Predatory rates, fees and charges.

 

“Any time, any reason” interest rate increases and account changes.

 

Retroactive interest rate increases.

 

Deceptive marketing to young people.

 

Shortening the period consumers have to pay their bills with no warning.

 

Even the federal financial regulators, of whom I have been openly critical for a lack of appropriate oversight throughout the subprime mortgage market crisis, recognized the harm these sinister practices pose not only to credit card customers, but also to our economy.

 

Last May, the Federal Reserve, Office of Thrift Supervision, and National Credit Union Administration proposed rules aimed at curbing some of these practices.

 

These rules are a good step, although long overdue.
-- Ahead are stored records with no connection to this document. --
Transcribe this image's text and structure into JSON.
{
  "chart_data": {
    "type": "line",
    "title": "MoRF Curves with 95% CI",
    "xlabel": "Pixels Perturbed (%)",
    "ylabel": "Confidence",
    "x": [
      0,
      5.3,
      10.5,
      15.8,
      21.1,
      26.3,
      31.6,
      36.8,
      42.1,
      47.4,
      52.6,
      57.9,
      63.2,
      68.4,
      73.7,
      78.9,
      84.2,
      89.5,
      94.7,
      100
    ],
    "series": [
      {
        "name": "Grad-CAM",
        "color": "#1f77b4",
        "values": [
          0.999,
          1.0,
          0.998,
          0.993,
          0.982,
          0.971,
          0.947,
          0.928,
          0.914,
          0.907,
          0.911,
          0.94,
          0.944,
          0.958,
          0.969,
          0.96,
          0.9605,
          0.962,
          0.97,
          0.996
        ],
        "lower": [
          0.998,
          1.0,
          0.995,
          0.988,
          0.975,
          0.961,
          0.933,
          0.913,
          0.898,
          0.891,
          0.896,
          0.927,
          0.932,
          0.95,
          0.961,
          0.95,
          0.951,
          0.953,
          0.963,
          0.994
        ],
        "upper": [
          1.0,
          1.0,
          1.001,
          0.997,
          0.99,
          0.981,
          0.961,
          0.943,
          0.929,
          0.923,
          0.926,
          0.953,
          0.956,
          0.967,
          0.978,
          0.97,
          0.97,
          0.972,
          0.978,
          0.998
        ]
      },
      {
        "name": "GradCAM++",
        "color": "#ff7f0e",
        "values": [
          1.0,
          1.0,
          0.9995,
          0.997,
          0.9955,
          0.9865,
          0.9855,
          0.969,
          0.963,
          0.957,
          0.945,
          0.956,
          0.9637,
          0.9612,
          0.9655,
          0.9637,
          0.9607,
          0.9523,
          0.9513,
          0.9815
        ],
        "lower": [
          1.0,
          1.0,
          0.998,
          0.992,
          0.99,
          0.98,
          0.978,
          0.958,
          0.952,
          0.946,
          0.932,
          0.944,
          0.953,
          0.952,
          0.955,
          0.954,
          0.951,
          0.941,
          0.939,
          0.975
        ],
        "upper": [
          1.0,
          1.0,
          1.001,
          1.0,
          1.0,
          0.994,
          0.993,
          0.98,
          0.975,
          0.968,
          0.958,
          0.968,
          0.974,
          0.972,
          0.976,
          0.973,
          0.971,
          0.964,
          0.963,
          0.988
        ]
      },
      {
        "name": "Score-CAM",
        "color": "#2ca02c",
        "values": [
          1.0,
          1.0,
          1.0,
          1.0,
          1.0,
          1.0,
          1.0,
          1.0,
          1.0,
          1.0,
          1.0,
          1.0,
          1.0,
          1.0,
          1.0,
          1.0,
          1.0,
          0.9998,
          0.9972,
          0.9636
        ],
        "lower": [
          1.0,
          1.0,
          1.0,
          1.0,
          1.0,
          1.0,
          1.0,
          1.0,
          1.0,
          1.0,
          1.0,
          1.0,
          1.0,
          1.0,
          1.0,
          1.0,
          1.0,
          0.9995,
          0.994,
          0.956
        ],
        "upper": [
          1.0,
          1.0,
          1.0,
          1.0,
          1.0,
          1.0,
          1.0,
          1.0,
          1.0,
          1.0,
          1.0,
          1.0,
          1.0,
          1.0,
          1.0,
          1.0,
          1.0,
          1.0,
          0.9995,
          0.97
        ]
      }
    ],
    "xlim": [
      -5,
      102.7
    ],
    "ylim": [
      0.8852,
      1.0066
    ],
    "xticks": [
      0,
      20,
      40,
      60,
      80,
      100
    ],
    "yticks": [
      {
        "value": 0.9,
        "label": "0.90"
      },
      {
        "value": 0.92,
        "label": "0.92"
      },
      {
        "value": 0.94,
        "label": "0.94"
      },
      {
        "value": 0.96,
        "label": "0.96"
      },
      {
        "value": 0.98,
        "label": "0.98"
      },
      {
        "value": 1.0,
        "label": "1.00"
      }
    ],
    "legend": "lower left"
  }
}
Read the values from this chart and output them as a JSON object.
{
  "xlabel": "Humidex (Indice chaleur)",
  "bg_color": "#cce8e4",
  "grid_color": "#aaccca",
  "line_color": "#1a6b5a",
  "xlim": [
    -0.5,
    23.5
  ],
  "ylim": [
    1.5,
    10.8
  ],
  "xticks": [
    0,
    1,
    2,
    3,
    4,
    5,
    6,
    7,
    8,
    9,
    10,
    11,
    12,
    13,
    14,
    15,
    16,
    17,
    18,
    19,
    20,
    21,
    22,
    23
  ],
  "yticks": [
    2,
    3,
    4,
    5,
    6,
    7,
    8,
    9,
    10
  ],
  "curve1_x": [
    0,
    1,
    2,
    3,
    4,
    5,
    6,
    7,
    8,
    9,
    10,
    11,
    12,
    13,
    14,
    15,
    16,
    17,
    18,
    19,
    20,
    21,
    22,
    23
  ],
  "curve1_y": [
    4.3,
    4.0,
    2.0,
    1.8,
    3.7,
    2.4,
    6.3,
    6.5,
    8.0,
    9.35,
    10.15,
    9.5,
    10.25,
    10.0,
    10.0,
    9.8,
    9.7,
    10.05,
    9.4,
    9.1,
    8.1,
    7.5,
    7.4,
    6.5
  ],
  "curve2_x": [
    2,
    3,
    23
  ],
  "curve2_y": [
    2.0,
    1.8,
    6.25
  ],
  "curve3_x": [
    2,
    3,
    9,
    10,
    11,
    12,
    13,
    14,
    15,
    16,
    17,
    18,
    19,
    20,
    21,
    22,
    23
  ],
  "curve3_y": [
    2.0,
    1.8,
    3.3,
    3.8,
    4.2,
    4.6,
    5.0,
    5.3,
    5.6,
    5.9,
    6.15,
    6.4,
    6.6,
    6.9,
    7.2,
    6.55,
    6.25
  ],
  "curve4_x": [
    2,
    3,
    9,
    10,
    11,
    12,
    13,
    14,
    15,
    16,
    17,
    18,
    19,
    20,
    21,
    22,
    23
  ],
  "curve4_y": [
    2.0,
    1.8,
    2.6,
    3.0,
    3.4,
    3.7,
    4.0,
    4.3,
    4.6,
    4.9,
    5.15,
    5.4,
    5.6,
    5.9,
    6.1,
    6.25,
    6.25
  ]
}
But they fell far short of what’s actually needed to protect American families.

 

Just as we have seen in this housing crisis, when companies lure people into financial arrangements that are deceptive, abusive and predatory, it not only means mountains of debt for families, bankruptcy and financial ruin for too many – it can also prove catastrophic for our economy.

 

Today, as the Committee examines how best to modernize and reform our outdated and ineffective financial regulatory system, we have a clear message to send to the credit card companies:

 

Your days bilking American families at the expense of our economy are over.

 

Today, we will discuss proposals to reform abusive credit card practices that drag so many American families deeper and deeper into debt, including the Credit Card Accountability Responsibility and Disclosure Act, which I recently reintroduced.

 

We must protect the rights of financially responsible credit card users – so that if the credit card company delayed crediting your payment, you aren’t charged for their mistake.

 

We must prevent issuers from changing the terms of a credit card contract before the term is up.

 

And perhaps most importantly, we must protect our young people – who are faced with an onslaught of credit card offers, often years before they turn 18, or as soon as they set foot onto a college campus.

 

These practices are wrong, and they’re unfair.

 

And mark my words: in the coming months, they will end.

 

Of course, we must do all we can to encourage consumers to act responsibly when it comes to using credit cards. But we should demand such responsible behavior when it comes to the companies that issue these cards.

 

The need to reform credit card practices has never been more important. It is not only the right thing to do for families and consumers – it is the right thing to do for our economy. I have been working on reforms in this area for many years, and I am determined to move forward with these reforms.